我的主要目标是从网站中提取内容。我想把它保存在本地。内容应在网站上更新后,它也应反映本地数据。
我能够从代码中使用的网页读取数据,现在我想将结果保存到数据框中,以便我可以导出结果。我希望 x6 的值应该输入到数据框 df 中,以便我可以将数据框结果导出到文本文件或 excel 文件中,或者您可以建议任何其他方式从代码中使用的网页中提取数据(网页抓取)。在此我希望我的 for 循环不起作用,所以请任何人帮助我。

library(rvest)
library(dplyr)
library(qdapRegex) # install.packages("qdapRegex")

google <- read_html("https://bidplus.gem.gov.in/bidresultlists")

(x <- google %>%
  html_nodes(".block") %>%
  html_text())

class(x)

(x1 <- gsub("                                                            ", "", x))
(x2 <- gsub("                                                        ", "", x1))
(x3 <- gsub("            ", "", x2))
(x4 <- gsub("    ", "", x3))
(x5 <- gsub("  ", "", x4))
(x6 <- gsub("\n", "", x5))

class(x6)
length(x6[i])
typeof(x6)

for (i in x6) {
  
  BIDNO <- rm_between(x6[i], "BID NO:", "Status", extract = TRUE)
  Status <- rm_between(x6[i], "Status:", "Quantity Required", extract = TRUE)
  Quantity_Required <- rm_between(x6[i], "Quantity Required:", "Department Name And Address", extract = TRUE)
  Department_Name_And_Address <- rm_between(x6[i], "Department Name And Address:", "Start Date", extract = TRUE)
  Start_Date <- rm_between(x6[i], "Start Date:", "End Date", extract = TRUE)
  # End_Date <- rm_between(x6[i], "End Date: ", "Technical Evaluation", extract=TRUE)

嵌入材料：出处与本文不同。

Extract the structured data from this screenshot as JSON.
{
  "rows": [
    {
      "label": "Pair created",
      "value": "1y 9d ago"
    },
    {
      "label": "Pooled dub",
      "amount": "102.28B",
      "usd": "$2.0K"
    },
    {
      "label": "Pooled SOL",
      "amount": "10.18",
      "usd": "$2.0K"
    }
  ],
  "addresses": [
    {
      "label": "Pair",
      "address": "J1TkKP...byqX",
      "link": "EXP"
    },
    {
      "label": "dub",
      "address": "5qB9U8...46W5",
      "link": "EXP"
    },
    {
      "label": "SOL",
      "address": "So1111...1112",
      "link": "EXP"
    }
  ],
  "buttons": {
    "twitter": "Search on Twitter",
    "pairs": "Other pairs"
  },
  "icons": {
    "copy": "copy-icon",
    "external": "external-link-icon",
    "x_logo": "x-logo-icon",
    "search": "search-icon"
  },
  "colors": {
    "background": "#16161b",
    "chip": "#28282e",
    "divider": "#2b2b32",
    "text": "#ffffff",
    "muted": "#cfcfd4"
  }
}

  df <- data.frame("BID_NO", "Status", "Quantity_Required", "Department_Name_Address", "Start_Date")
}

df

View(df)

【问题讨论】:

    标签: r web-scraping rvest removing-whitespace


    【解决方案1】:

    问题似乎是您创建的是一堆带有“BID_NO”等引号的字符串。如果您尝试将值保存到数据框中,则需要将保存值的变量名称保存到数据框中。

    df&lt;-data.frame(BID_NO,Status,Quantity_Required,Department_Name_Address,Start_Date)

    如果上面创建每个字段的所有代码都是正确的,并且值被保存到这些变量中,您将获得一个 ONE ROW 数据框,因为它是在 for 循环中创建的,因此每次迭代时您都将覆盖上一个版本。

    如果您希望保存多行,请在循环之前创建final_df。那么

    data.frame(rbind(final_df, df)) 将在第一次通过时将数据行绑定到空帧,然后每次通过添加一个新行。

    但是在循环中创建的任何数据帧都将在每次传递时重新创建并覆盖...并保存变量中的值,而不会在它们周围 ' '...

    【讨论】:

      【解决方案2】:

      使用 XPath 定位所需元素可能是一条减少挫折和错误的路径:

      library(rvest)
      library(dplyr)
      
      pg <- read_html("https://bidplus.gem.gov.in/bidresultlists")
      

      获取所有出价块:

      blocks <- html_nodes(pg, ".block")
      

      目标项目和数量 div:

      items_and_quantity <- html_nodes(blocks, xpath=".//div[@class='col-block' and contains(., 'Item(s)')]")
      

      拿出物品和数量:

      items <- html_nodes(items_and_quantity, xpath=".//strong[contains(., 'Item(s)')]/following-sibling::span") %>% html_text(trim=TRUE)
      quantity <- html_nodes(items_and_quantity, xpath=".//strong[contains(., 'Quantity')]/following-sibling::span") %>% html_text(trim=TRUE) %>% as.numeric()
      

      获取部门名称和地址。修改它,使三行用管道分隔 (|)。这将在以后启用分离。管道符号对于正则表达式来说是一种痛苦,因为它必须被转义,但它极不可能出现在文本中,而且标签通常会在以后引起混淆。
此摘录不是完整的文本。